Writing a custom 'scoring' function for sklearns cross validation

Question:

I’m trying to perform hyperparameter optimisation (Tree Parzen Estimation) for a multilabel classification problem. My output class or target feature is a set of 14 bits each of which can be on or off. The output features are also not balanced and hence I’m trying to use a ‘balanced_accuracy_score’ for my cross validation. However this expects labels as an input for the confusion matrix so I defined the following wrapper around the balanced scoring method,

_balanced_accuracy_score = lambda grnd, pred: balanced_accuracy_score(grnd.argmax(axis=1), pred.argmax(axis=1))

Still I get an error telling me that,

<lambda>() takes 2 positional arguments but 3 were given

How should I write my scoring function so that cross_validate accepts it?

Asked By: Benjamin Borg

||

Answers:

If you can reframe multi-label into multiclass: you can use the balanced_accuracy_score inside of cross_validate after wrapping the metric with make_scorer.

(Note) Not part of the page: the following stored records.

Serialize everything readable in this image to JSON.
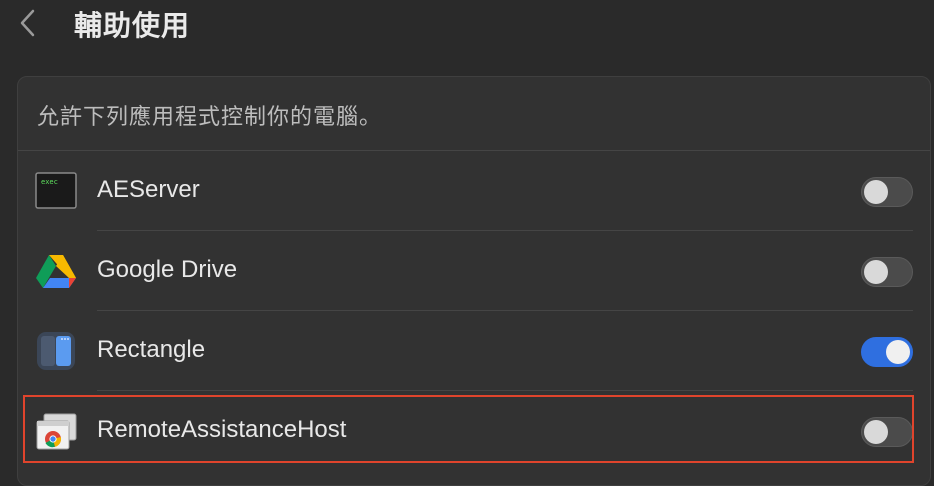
{
  "header": {
    "back_icon": "chevron-left-icon",
    "title": "輔助使用"
  },
  "panel": {
    "description": "允許下列應用程式控制你的電腦。",
    "apps": [
      {
        "name": "AEServer",
        "icon": "terminal-exec-icon",
        "icon_text": "exec",
        "enabled": false
      },
      {
        "name": "Google Drive",
        "icon": "google-drive-icon",
        "enabled": false
      },
      {
        "name": "Rectangle",
        "icon": "rectangle-app-icon",
        "enabled": true
      },
      {
        "name": "RemoteAssistanceHost",
        "icon": "remote-assistance-chrome-icon",
        "enabled": false
      }
    ]
  },
  "colors": {
    "toggle_on": "#2f6fe0",
    "highlight": "#e0442c"
  }
}
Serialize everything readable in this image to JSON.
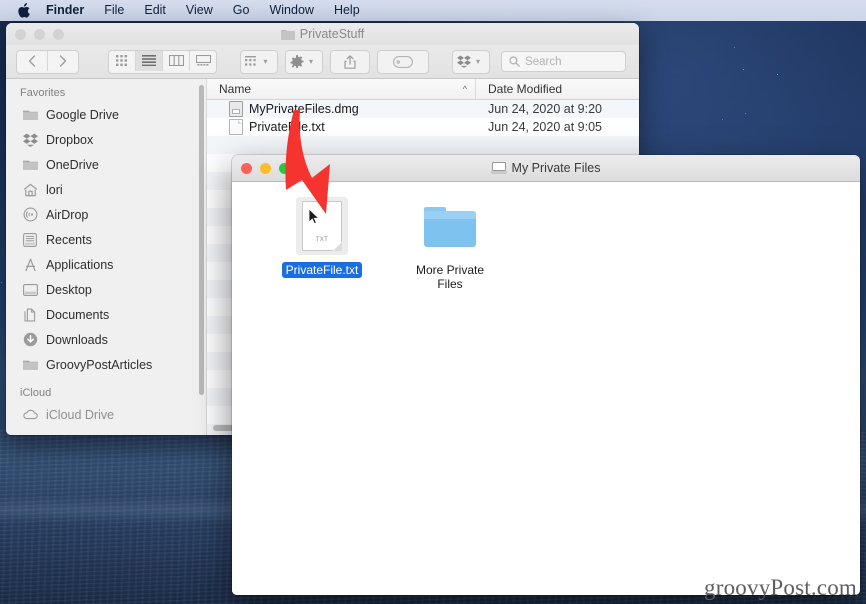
{
  "menubar": {
    "apple_icon": "apple-logo-icon",
    "items": [
      {
        "label": "Finder",
        "bold": true
      },
      {
        "label": "File",
        "bold": false
      },
      {
        "label": "Edit",
        "bold": false
      },
      {
        "label": "View",
        "bold": false
      },
      {
        "label": "Go",
        "bold": false
      },
      {
        "label": "Window",
        "bold": false
      },
      {
        "label": "Help",
        "bold": false
      }
    ]
  },
  "finder_window": {
    "title": "PrivateStuff",
    "title_icon": "folder-icon",
    "traffic_lights": [
      "close",
      "minimize",
      "zoom"
    ],
    "toolbar": {
      "back_icon": "chevron-left-icon",
      "forward_icon": "chevron-right-icon",
      "view_icon_grid": "icon-view-icon",
      "view_list": "list-view-icon",
      "view_column": "column-view-icon",
      "view_gallery": "gallery-view-icon",
      "arrange_icon": "arrange-by-icon",
      "action_icon": "gear-icon",
      "share_icon": "share-icon",
      "tags_icon": "tag-icon",
      "dropbox_icon": "dropbox-icon",
      "search_placeholder": "Search",
      "search_value": "",
      "search_icon": "search-icon"
    },
    "sidebar": {
      "sections": [
        {
          "header": "Favorites",
          "items": [
            {
              "label": "Google Drive",
              "icon": "folder-icon"
            },
            {
              "label": "Dropbox",
              "icon": "dropbox-icon"
            },
            {
              "label": "OneDrive",
              "icon": "folder-icon"
            },
            {
              "label": "lori",
              "icon": "home-icon"
            },
            {
              "label": "AirDrop",
              "icon": "airdrop-icon"
            },
            {
              "label": "Recents",
              "icon": "recents-icon"
            },
            {
              "label": "Applications",
              "icon": "applications-icon"
            },
            {
              "label": "Desktop",
              "icon": "desktop-icon"
            },
            {
              "label": "Documents",
              "icon": "documents-icon"
            },
            {
              "label": "Downloads",
              "icon": "downloads-icon"
            },
            {
              "label": "GroovyPostArticles",
              "icon": "folder-icon"
            }
          ]
        },
        {
          "header": "iCloud",
          "items": []
        }
      ]
    },
    "file_list": {
      "columns": {
        "name": "Name",
        "date_modified": "Date Modified"
      },
      "sort_caret": "^",
      "rows": [
        {
          "name": "MyPrivateFiles.dmg",
          "date_modified": "Jun 24, 2020 at 9:20",
          "icon": "disk-image-icon"
        },
        {
          "name": "PrivateFile.txt",
          "date_modified": "Jun 24, 2020 at 9:05",
          "icon": "text-document-icon"
        }
      ]
    }
  },
  "front_window": {
    "title": "My Private Files",
    "title_icon": "disk-volume-icon",
    "traffic_lights": [
      "close",
      "minimize",
      "zoom"
    ],
    "items": [
      {
        "label": "PrivateFile.txt",
        "icon": "text-document-icon",
        "badge": "TXT",
        "selected": true
      },
      {
        "label": "More Private Files",
        "icon": "folder-icon",
        "selected": false
      }
    ]
  },
  "annotation": {
    "arrow_icon": "red-down-arrow-annotation",
    "color": "#f5332f"
  },
  "watermark": {
    "text": "groovyPost.com"
  },
  "colors": {
    "selection_blue": "#1a6fe0",
    "folder_blue": "#7ec3ef",
    "menubar": "#d0daec",
    "desktop_top": "#1d3560",
    "desktop_bottom": "#2b4369"
  }
}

MRE (based on 14-class classification):

from sklearn.datasets import make_classification
from sklearn.metrics import balanced_accuracy_score, make_scorer
from sklearn.model_selection import cross_validate
from sklearn.ensemble import RandomForestClassifier

X, y = make_classification(n_samples=1000, n_features=50, n_clusters_per_class=1, n_informative=4, n_classes=14)

cross_validate(
    RandomForestClassifier(max_depth=4),
    X,
    y,
    scoring=make_scorer(balanced_accuracy_score),
)

Output:

{
    'fit_time': array([0.18832374, 0.17689013, 0.17627716, 0.17738914, 0.19771028]),
    'score_time': array([0.00904989, 0.00889611, 0.00884914, 0.00906992, 0.00915742]),
    'test_score': array([0.54115646, 0.53129252, 0.49727891, 0.54353741, 0.48401361])
}

Currently (scikit-learn==1.2.0) balanced_accuracy_score does not support multilabel:

from sklearn.datasets import make_multilabel_classification
from sklearn.metrics import balanced_accuracy_score

X, y = make_multilabel_classification(n_samples=1000, n_features=50, n_classes=14)
print(balanced_accuracy_score(y, y))
ValueError: multilabel-indicator is not supported
Answered By: Alexander L. Hayes